Correct Use of Car Seat Lowers Injury Risk among Infants, Study


Incorrect use of car seats increase infant's risk of injury in a crash, according to an Oregon Health and Science University hospital study. The risk increased when parents wrongly positioned their infants in a car safety seat or incorrectly installed the safety seat in their vehicles.

"Car safety seats can be difficult to use correctly for many families, and we need to provide the resources and services they need to help ensure the safest possible travel for newborns and all children," said Benjamin Hoffman, lead author of the study and professor of pediatrics in the OHSU School of Medicine, in a statement

For the study, the researchers followed 267 families at Oregon Health and Science University Hospital from November 2013 to May 2014. Infants born less than 37 weeks of gestation period who remained in the neonatal intensive care unit for over four hours were excluded from the study.

The most common errors in positioning the infants found were harness too loose (69 percent), retainer clip too low (34 percent), harness too high (18 percent) and caregiver not knowing how to adjust the harness (15 percent).

The most common installation errors were loose installation of car safety seat (43 percent); angle of car safety seat incorrect (36 percent); safety belt not locked (23 percent) and incorrect spacing between car safety seat and vehicle front seat (17 percent).
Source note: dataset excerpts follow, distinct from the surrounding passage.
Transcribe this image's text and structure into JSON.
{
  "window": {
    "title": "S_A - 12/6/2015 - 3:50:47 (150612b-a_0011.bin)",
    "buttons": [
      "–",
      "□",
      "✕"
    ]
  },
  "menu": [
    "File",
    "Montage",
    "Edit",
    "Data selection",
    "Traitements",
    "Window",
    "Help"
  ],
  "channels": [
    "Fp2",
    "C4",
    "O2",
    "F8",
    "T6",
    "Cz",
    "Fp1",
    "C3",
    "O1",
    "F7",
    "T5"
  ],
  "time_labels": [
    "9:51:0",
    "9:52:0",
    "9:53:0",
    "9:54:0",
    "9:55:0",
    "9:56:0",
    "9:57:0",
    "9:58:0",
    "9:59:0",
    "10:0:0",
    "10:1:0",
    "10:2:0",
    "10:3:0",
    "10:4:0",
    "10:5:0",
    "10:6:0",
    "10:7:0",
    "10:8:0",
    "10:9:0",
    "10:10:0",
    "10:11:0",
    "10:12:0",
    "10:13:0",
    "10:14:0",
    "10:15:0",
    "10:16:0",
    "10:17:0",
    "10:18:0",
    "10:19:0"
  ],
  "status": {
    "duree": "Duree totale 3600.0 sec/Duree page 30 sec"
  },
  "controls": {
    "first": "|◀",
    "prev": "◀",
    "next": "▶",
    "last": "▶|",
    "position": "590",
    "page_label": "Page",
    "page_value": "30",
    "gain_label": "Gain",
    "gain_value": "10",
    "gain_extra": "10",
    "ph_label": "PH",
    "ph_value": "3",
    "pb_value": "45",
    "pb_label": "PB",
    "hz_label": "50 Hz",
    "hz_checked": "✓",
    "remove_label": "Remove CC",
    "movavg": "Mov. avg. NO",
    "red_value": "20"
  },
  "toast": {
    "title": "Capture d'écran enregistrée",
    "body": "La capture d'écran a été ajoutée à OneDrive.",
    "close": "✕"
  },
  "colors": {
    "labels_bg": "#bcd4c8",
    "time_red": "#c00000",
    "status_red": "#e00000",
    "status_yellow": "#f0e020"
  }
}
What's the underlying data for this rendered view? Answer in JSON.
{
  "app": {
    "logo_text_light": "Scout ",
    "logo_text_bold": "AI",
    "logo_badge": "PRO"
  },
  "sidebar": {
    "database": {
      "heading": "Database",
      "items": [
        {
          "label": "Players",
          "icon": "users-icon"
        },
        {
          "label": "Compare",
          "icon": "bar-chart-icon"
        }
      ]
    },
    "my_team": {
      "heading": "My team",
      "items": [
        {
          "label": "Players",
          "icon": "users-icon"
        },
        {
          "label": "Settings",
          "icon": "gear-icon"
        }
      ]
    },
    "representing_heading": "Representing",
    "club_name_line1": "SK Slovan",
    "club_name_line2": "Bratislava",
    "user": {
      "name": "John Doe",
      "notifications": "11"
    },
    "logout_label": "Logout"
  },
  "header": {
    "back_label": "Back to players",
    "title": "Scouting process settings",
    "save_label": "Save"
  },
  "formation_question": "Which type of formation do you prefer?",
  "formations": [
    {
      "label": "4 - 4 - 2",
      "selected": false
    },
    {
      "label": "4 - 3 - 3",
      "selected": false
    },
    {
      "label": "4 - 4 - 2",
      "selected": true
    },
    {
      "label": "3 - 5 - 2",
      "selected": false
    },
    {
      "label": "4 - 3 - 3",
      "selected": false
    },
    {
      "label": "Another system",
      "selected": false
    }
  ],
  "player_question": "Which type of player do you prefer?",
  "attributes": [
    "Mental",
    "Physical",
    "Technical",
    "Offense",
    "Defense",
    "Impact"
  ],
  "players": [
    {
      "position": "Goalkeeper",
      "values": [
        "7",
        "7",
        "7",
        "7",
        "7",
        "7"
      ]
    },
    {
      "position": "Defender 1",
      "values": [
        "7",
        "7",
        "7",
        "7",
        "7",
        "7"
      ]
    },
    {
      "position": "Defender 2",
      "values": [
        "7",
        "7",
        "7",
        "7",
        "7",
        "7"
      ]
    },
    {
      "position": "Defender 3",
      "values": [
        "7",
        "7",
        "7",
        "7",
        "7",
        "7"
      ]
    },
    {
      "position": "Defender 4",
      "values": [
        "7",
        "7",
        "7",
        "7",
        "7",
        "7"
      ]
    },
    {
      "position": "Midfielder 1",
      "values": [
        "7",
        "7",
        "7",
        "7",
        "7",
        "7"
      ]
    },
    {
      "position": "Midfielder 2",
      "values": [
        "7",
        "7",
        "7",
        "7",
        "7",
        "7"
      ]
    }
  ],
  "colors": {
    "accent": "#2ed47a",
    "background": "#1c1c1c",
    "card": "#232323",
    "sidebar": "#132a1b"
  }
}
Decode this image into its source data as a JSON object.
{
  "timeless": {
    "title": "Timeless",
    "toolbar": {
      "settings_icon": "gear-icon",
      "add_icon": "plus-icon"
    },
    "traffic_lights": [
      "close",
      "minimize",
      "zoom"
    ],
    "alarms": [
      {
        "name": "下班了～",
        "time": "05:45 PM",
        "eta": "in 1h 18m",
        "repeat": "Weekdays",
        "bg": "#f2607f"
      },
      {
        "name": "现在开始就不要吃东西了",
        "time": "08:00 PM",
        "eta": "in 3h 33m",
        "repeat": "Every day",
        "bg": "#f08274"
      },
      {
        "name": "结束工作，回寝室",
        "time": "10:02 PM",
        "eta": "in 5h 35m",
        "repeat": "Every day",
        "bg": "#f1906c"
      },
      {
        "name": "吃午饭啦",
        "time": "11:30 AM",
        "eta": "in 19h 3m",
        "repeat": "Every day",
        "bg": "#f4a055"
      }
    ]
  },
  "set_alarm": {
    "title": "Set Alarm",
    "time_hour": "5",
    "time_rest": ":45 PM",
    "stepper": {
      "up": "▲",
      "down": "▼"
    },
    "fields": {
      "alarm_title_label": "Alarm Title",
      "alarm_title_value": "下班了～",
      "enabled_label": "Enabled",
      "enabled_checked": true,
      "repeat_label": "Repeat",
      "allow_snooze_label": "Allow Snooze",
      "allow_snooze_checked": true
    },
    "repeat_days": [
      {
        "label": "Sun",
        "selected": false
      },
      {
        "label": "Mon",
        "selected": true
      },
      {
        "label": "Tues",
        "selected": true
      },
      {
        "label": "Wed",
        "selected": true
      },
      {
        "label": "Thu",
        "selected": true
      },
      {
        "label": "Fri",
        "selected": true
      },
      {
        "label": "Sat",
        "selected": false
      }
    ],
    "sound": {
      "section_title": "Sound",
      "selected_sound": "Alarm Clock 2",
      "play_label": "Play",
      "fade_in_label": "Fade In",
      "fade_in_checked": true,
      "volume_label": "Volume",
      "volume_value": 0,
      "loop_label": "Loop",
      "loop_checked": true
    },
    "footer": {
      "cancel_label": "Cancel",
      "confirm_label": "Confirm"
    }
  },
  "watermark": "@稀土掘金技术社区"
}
The researchers said that those who were more likely to commit errors, belonged to lower socioeconomic status, and were less educated, non-white, non-english speakers, and were unmarried or without a partner.

Families who approached a certified car seat technician prior to their child's birth were 13 times more likely to position their baby and car seat correctly in their vehicle.

"We need to move beyond the idea that we cannot afford to develop and support child passenger safety programs," said Hoffman. "Car crashes kill more kids that any other cause; we can't afford not to."